Piggybacking off the first graph of investor psychology, the above shows the S&P 500 (blue) compared to retail and institutional money market balances. Notice how cash balances swell shortly after the sell-off, only to miss out on equity gains. More recently, investors have plowed money back into stocks at much higher index levels. Selling near the market lows and buying at much higher levels is common investor behavior.


Source: Ycharts


The above chart shows daily swings for various U.S. equity indices (from top to bottom; Nasdaq, S&P, and Dow) during 2020. Only in hindsight can we fully appreciate the massive daily swings, from a 12.76% loss to a 11% gain! We can educate ourselves on what we should do during volatile markets, but it's impossible to replicate human fear during the eye of the storm.



Source: Ycharts


The above chart shows crude oil futures prices for the year. The collapse in oil would have been a crisis in its own right, but was overshadowed by COVID, Presidential election, and stock market volatility. Oil demand fell off a cliff and supply flooded the market.
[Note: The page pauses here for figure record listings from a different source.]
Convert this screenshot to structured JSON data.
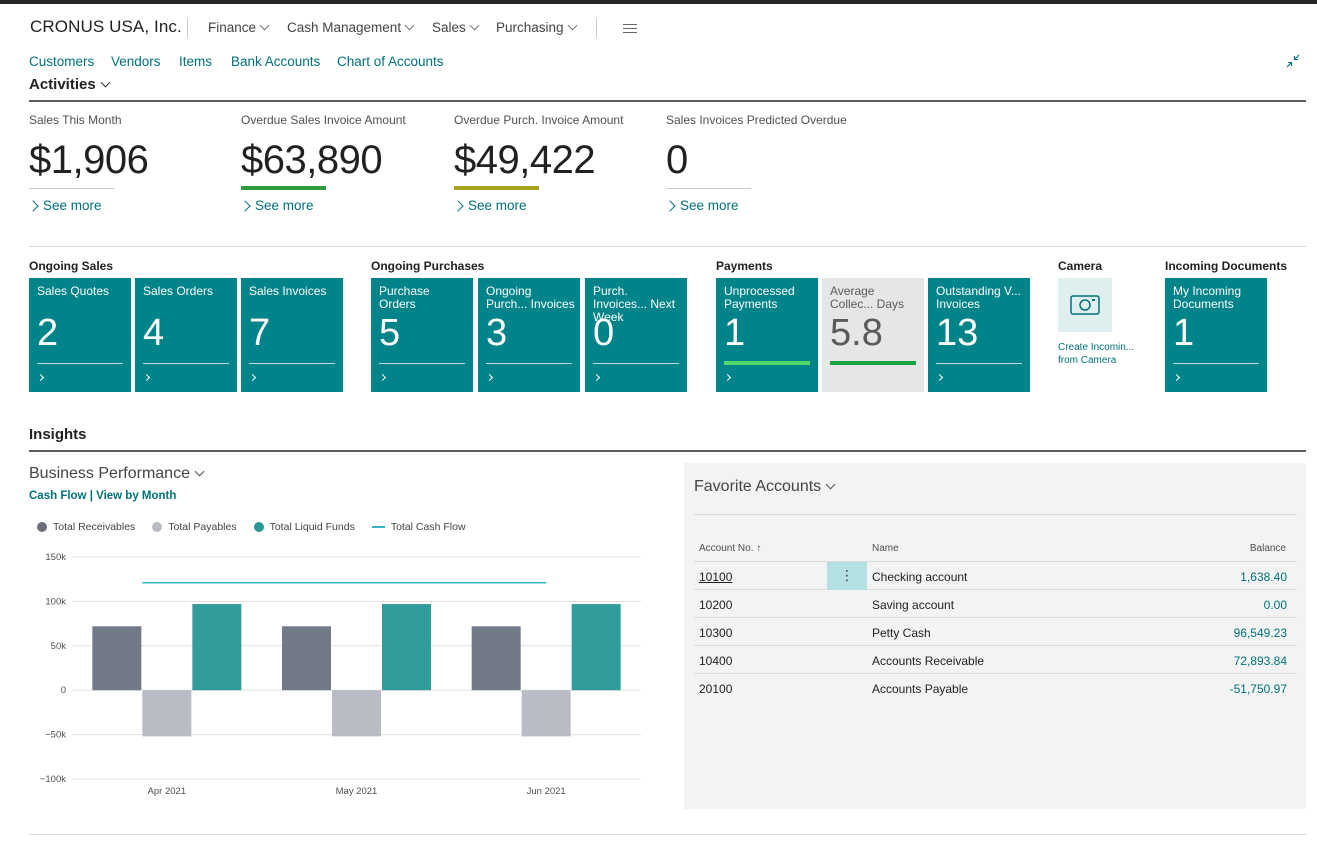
{
  "header": {
    "company": "CRONUS USA, Inc.",
    "menus": [
      "Finance",
      "Cash Management",
      "Sales",
      "Purchasing"
    ]
  },
  "nav": {
    "links": [
      "Customers",
      "Vendors",
      "Items",
      "Bank Accounts",
      "Chart of Accounts"
    ]
  },
  "activities": {
    "title": "Activities",
    "kpis": [
      {
        "label": "Sales This Month",
        "value": "$1,906",
        "see_more": "See more",
        "indicator_color": ""
      },
      {
        "label": "Overdue Sales Invoice Amount",
        "value": "$63,890",
        "see_more": "See more",
        "indicator_color": "#2e9c3a"
      },
      {
        "label": "Overdue Purch. Invoice Amount",
        "value": "$49,422",
        "see_more": "See more",
        "indicator_color": "#a6a21a"
      },
      {
        "label": "Sales Invoices Predicted Overdue",
        "value": "0",
        "see_more": "See more",
        "indicator_color": ""
      }
    ]
  },
  "cues": {
    "ongoing_sales": {
      "title": "Ongoing Sales",
      "tiles": [
        {
          "label": "Sales Quotes",
          "value": "2"
        },
        {
          "label": "Sales Orders",
          "value": "4"
        },
        {
          "label": "Sales Invoices",
          "value": "7"
        }
      ]
    },
    "ongoing_purchases": {
      "title": "Ongoing Purchases",
      "tiles": [
        {
          "label": "Purchase Orders",
          "value": "5"
        },
        {
          "label": "Ongoing Purch... Invoices",
          "value": "3"
        },
        {
          "label": "Purch. Invoices... Next Week",
          "value": "0"
        }
      ]
    },
    "payments": {
      "title": "Payments",
      "tiles": [
        {
          "label": "Unprocessed Payments",
          "value": "1"
        },
        {
          "label": "Average Collec... Days",
          "value": "5.8"
        },
        {
          "label": "Outstanding V... Invoices",
          "value": "13"
        }
      ]
    },
    "camera": {
      "title": "Camera",
      "action": "Create Incomin... from Camera"
    },
    "incoming_documents": {
      "title": "Incoming Documents",
      "tiles": [
        {
          "label": "My Incoming Documents",
          "value": "1"
        }
      ]
    }
  },
  "insights": {
    "title": "Insights",
    "business_performance": {
      "title": "Business Performance",
      "subtitle": "Cash Flow | View by Month"
    }
  },
  "chart_data": {
    "type": "bar",
    "categories": [
      "Apr 2021",
      "May 2021",
      "Jun 2021"
    ],
    "series": [
      {
        "name": "Total Receivables",
        "type": "bar",
        "color": "#737a87",
        "values": [
          72000,
          72000,
          72000
        ]
      },
      {
        "name": "Total Payables",
        "type": "bar",
        "color": "#b9bcc5",
        "values": [
          -52000,
          -52000,
          -52000
        ]
      },
      {
        "name": "Total Liquid Funds",
        "type": "bar",
        "color": "#319c9c",
        "values": [
          97000,
          97000,
          97000
        ]
      },
      {
        "name": "Total Cash Flow",
        "type": "line",
        "color": "#35b5c0",
        "values": [
          121000,
          121000,
          121000
        ]
      }
    ],
    "ylim": [
      -100000,
      150000
    ],
    "yticks": [
      150000,
      100000,
      50000,
      0,
      -50000,
      -100000
    ],
    "ytick_labels": [
      "150k",
      "100k",
      "50k",
      "0",
      "−50k",
      "−100k"
    ],
    "grid": true,
    "legend": "top-left"
  },
  "favorite_accounts": {
    "title": "Favorite Accounts",
    "columns": [
      "Account No. ↑",
      "Name",
      "Balance"
    ],
    "rows": [
      {
        "no": "10100",
        "name": "Checking account",
        "balance": "1,638.40"
      },
      {
        "no": "10200",
        "name": "Saving account",
        "balance": "0.00"
      },
      {
        "no": "10300",
        "name": "Petty Cash",
        "balance": "96,549.23"
      },
      {
        "no": "10400",
        "name": "Accounts Receivable",
        "balance": "72,893.84"
      },
      {
        "no": "20100",
        "name": "Accounts Payable",
        "balance": "-51,750.97"
      }
    ],
    "row_menu_icon": "⋮"
  }
}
In the spring, you had to pay someone to take delivery of a barrel of crude oil.



Source: Ycharts


The above chart shows the ascension of Bitcoin. The "blue chip" of cryptocurrency's rise was driven by institutional investors giving Bitcoin enthusiasts hope for mainstream adoption.



Source: Ycharts


The above charts compare Tesla's and Berkshire Hathaway's market cap (top graph) and free cash flow (through Q3 2020). Market pessimists will point to such confounding dislocations as proof investors are off their rocker. Tesla is worth more than Berkshire measured by market cap, but has a fraction of the free cash flow. That's enough to make a value investor's head explode.


Source: Ycharts


The above chart shows the divergence between Tesla and the other "big four" auto manufacturers. Perhaps no company captures the polarization of the stock market better than Tesla. I know super-smart people that think Tesla is undervalued at these levels. I know super-smart people that think Tesla is a zero.



Source: Ycharts


Nothing to see here. Another juggernaut return year for big tech stocks. When someone asks what the market did today, look no further than the above names which make up ~30% of the S&P 500.


Source: Ycharts


The above graph is another dramatic example of the valuation gap between tech and value stocks. The top graph shows Zoom's performance and price to sales ratio (the higher the number, the greater multiple of sales the stock trades). The lower graph shows the same metrics for Wells Fargo. Zoom's shares are 33x more expensive than Wells Fargo measured by price to sales!


Source: Ycharts


The above graph shows the wide dispersion of returns between the best performing sector (technology) and the worst (energy). Usually a rising market tide lifts all boats, but that hasn't been the case in 2020.



Source: Ycharts


The above graph shows the companies that were immersed in the race for a COVID vaccine. We fielded many questions about investing in the vaccine pioneers, and as you can see, it's virtually impossible to pick winners and losers. In fact, Pfizer was first to the finish line and the stock is flat for the year. Go figure.



Source: Ycharts


The above graph shows long term interest rates for various countries. Perhaps the best case against rising interest rates in the US is the plethora of negative yielding debt around the globe. To a German investor, the 0.92% yield on the 10-year U.S. Treasury might look very attractive.



Source: Ycharts


The above shows performance for long-term Treasuries (purple), U.S. aggregate bond index (orange), and short-term Treasures (blue). Despite low starting yields, high-quality fixed income provided a safe haven during the apex of the COVID sell-off.


Source: Ycharts


The above graph shows the surge in refinancing activity (orange) due to record low mortgage rates (purple). Lower mortgage rates have pushed home prices higher in many U.S. markets.


Wishing everyone a safe and Happy New Year!